Estúdio vol.12 no.33 Lisboa mar. 2021  Epub 31-Mar-2021

 

Artigos originais

Perceção Visual em Realidade Virtual nas obras de Vier Nev

Visual Perception in Virtual Reality in the works of Vier Nev

1 Universidade de Lisboa, Faculdade de Belas-Artes, Departamento de Arte e Multimédia, Endereço postal com ZIP ou CEP ou Código Postal, Lisboa, Portugal


Resumo

Neste artigo reflete-se sobre a perceção visual na narrativa animada em Realidade Virtual através da observação das experiências “A Mãe de Sangue”, “Dar Cria” e “Lucido” do Artista multidisciplinar Vier Nev. Vier Nev constrói uma narrativa animada em Realidade Virtual e brinca graficamente com a perceção visual. Este artigo analisa como esse trabalho é feito e de como o uso de uma falsa janela dentro da Realidade Virtual pode trazer uma maior imersão e sensação de presença para o observador.

Palavras-chave: Realidade Virtual; Janela-ecrã; Agência; Paradoxo Narrativo; Perceção Visual

Abstract

This article reflects on the visual perception in the animated narrative in Virtual Reality through the observation of the experiences “A Mãe de Sangue”, “Dar Cria” and “Lucido” by the multidisciplinary artist Vier Nev. Vier Nev builds an animated narrative in Virtual Reality and plays graphically with visual perception. This article analyzes how this work is done and how the use of a false window within Virtual Reality can bring greater immersion and a sense of presence to the observer.

Keywords: Virtual Reality; Window-Screen; Agency; Narrative Paradox; Visual Perception

1. Introdução

A humanidade tem vindo a desenvolver a imagem, de modo a criar sensações e sentimentos ao observador. Desde a pintura até aos dispositivos de Realidade Virtual (RV), sempre com o intuito de criar uma maior imersividade no observador.

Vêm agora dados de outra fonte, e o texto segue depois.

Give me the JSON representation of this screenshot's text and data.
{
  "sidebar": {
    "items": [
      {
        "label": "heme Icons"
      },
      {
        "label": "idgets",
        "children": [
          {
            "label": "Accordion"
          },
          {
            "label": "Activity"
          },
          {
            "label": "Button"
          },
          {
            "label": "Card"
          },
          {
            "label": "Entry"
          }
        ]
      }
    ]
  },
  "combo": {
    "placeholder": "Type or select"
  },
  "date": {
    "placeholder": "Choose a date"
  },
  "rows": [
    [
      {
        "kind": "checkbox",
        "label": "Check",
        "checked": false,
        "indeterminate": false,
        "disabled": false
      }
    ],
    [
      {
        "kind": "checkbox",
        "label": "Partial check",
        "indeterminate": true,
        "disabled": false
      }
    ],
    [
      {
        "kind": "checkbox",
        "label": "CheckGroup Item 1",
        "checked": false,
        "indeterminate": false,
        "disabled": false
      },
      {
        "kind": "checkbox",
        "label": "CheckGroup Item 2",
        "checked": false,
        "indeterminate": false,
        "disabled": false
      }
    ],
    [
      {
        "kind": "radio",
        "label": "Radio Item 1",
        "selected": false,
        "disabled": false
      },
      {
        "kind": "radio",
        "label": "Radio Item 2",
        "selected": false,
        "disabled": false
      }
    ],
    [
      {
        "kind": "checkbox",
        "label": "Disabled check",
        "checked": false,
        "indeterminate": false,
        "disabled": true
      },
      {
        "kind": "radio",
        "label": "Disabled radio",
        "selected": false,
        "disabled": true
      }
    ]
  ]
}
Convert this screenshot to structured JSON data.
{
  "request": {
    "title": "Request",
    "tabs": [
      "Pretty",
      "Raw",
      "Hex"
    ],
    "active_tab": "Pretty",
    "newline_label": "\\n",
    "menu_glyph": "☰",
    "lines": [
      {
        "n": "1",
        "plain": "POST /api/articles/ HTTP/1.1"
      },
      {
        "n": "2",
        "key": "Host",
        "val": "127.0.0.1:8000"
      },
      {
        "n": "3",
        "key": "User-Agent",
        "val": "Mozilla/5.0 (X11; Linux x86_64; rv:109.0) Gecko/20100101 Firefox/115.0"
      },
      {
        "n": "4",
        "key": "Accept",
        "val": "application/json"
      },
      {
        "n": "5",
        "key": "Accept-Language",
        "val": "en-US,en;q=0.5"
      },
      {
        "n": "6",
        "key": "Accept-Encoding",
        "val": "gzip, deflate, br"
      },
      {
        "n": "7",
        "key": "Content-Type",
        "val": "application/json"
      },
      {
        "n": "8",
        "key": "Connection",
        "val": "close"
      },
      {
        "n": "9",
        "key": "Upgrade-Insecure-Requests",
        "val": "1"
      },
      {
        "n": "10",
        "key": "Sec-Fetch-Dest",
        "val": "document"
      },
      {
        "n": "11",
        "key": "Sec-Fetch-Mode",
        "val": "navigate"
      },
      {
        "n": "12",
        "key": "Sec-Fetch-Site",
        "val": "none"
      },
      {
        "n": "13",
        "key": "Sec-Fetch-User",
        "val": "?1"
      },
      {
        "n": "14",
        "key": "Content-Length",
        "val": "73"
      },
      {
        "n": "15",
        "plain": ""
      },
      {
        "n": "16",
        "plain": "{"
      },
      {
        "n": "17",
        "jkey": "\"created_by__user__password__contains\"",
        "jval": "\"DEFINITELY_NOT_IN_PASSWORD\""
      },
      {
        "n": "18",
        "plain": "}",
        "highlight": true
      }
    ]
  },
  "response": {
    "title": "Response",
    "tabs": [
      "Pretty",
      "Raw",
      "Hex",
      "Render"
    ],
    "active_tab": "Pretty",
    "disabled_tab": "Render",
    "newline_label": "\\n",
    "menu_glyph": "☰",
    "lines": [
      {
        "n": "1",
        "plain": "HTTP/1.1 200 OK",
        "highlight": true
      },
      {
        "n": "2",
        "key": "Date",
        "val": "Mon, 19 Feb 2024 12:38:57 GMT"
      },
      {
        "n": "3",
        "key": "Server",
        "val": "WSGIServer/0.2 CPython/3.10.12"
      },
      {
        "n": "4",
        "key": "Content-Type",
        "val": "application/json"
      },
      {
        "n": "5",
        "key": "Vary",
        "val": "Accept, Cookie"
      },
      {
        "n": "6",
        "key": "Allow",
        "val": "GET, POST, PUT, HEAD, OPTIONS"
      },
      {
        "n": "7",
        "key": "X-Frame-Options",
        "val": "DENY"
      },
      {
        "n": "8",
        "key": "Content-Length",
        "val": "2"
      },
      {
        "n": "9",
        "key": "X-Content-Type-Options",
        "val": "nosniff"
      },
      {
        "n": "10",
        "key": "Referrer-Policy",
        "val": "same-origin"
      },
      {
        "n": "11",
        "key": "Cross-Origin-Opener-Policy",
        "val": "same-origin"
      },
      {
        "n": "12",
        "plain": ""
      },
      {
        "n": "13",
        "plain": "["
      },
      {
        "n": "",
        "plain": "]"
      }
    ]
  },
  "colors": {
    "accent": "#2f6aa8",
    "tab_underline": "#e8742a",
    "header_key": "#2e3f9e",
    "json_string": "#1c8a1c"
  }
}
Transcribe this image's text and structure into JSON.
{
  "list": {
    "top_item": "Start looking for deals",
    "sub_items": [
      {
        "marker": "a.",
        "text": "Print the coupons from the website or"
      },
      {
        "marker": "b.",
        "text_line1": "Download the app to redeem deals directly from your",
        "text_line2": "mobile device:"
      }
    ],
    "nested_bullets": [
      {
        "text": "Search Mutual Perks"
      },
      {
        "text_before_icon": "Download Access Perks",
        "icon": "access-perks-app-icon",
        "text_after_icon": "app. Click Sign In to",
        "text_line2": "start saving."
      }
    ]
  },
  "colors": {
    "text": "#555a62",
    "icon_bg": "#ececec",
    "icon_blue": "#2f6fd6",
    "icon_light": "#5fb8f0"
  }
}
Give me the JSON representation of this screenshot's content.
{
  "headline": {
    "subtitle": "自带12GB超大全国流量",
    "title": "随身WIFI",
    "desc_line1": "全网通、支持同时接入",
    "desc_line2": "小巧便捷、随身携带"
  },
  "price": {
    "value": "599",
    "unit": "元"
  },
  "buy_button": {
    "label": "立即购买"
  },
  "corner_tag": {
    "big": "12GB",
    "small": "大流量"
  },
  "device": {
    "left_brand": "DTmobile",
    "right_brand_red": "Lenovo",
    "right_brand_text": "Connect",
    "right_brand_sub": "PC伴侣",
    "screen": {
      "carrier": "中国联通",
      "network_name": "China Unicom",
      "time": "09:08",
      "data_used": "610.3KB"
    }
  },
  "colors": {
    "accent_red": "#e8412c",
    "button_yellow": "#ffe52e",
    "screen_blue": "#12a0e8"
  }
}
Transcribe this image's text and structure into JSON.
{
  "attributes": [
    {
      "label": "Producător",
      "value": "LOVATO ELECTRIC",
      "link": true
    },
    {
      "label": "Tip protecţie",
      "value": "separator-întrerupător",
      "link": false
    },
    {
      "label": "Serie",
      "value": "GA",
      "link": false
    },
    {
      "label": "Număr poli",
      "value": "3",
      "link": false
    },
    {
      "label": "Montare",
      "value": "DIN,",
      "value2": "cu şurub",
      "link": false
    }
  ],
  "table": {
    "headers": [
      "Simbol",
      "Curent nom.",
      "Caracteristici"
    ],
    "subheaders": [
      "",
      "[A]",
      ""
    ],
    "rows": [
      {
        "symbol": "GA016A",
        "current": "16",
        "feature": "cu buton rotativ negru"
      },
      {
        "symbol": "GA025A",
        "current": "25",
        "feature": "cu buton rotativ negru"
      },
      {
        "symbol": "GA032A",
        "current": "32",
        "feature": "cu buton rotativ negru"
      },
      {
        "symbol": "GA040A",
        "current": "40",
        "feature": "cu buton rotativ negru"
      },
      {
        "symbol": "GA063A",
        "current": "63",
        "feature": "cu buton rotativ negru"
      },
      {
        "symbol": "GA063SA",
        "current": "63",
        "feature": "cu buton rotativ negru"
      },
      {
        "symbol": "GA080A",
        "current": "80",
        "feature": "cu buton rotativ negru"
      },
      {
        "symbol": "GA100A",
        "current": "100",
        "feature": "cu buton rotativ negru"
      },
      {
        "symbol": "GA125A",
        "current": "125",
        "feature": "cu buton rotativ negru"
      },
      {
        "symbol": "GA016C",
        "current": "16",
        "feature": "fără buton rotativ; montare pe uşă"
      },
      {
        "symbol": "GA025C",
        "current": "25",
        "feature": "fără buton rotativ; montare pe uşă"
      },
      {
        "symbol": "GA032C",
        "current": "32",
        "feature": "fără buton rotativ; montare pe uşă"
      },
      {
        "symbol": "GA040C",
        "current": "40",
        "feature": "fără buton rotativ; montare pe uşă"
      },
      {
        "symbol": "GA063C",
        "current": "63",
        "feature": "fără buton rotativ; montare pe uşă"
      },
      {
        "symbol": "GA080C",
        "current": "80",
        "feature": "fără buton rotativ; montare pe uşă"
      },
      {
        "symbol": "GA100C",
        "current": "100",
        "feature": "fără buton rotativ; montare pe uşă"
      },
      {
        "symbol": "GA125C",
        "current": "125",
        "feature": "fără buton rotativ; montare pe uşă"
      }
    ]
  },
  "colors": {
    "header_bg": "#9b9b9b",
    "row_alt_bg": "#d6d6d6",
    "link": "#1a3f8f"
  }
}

Antigamente, as pessoas viviam num mundo em que as imagens não se mexiam e, por isso, ver uma imagem em movimento era algo impensável. Da mesma forma, que o hábito às narrativas enquadradas num espaço-ecrã delineado deixa um certo espanto quando a Realidade Virtual remove essa moldura de uma maneira que até só era possível fazer-se através da imaginação. Da mesma forma, a habituação a narrativas lineares, com apenas uma direção, dificulta a criação de capacidades para explorar outros tipos de narrativas. Contudo, quando há a possibilidade de termos várias narrativas a acontecerem ao mesmo tempo e quando o mundo real e o digital podem interagir entre eles, "um novo paradigma precisa surgir para se ajustarem às novas capacidades” (Riggs, 2019:34). A grande dificuldade em contar histórias em experiências de RV vem do facto de existir um grande conflito entre o ato de contar e o de experienciar, porque o computador não foi criado para se contarem histórias, mas antes para se criarem interações sensoriais entre máquinas e pessoas, ao contrário dos meios clássicos (livros, teatro, etc.).

Vier Nev no seu trabalho trabalha as narrativas bifurcas e paralelas criando uma sensação de imersão ao guiar o olhar do espetador usando uma janela digital num ambiente virtual que não a tem.

"A Mãe de Sangue" ou o seu título homófono em inglês "A Mind Sang" é uma curta de animação que precede a experiência de Realidade Virtual - “Dar Cria” - ambras sobre perceção, renascimento e transformação. Segundo o autor afirma que há sempre duas maneiras de interpretar uma imagem e esta curta de animação é o culminar da sua investigação sobre narrativas simultâneas. As formas em constante mutação onde desvendam perceções diferentes do seu conteúdo consoante a perspetiva com que são mostradas cria um ambiente intenso, profundo e intrigante.

O Artista Vier Nev já ganhou vários prémios e reconhecimentos com este trabalho tendo sido o vencedor do Vimeo Staff Pick Award no festival de animação de Annecy o ano passado.

Neste artigo irá ser analisado várias narrativas animadas bifurcadas, paralelas e com duplo sentido e como a animação em Realidade Virtual se distingue da animação convencional.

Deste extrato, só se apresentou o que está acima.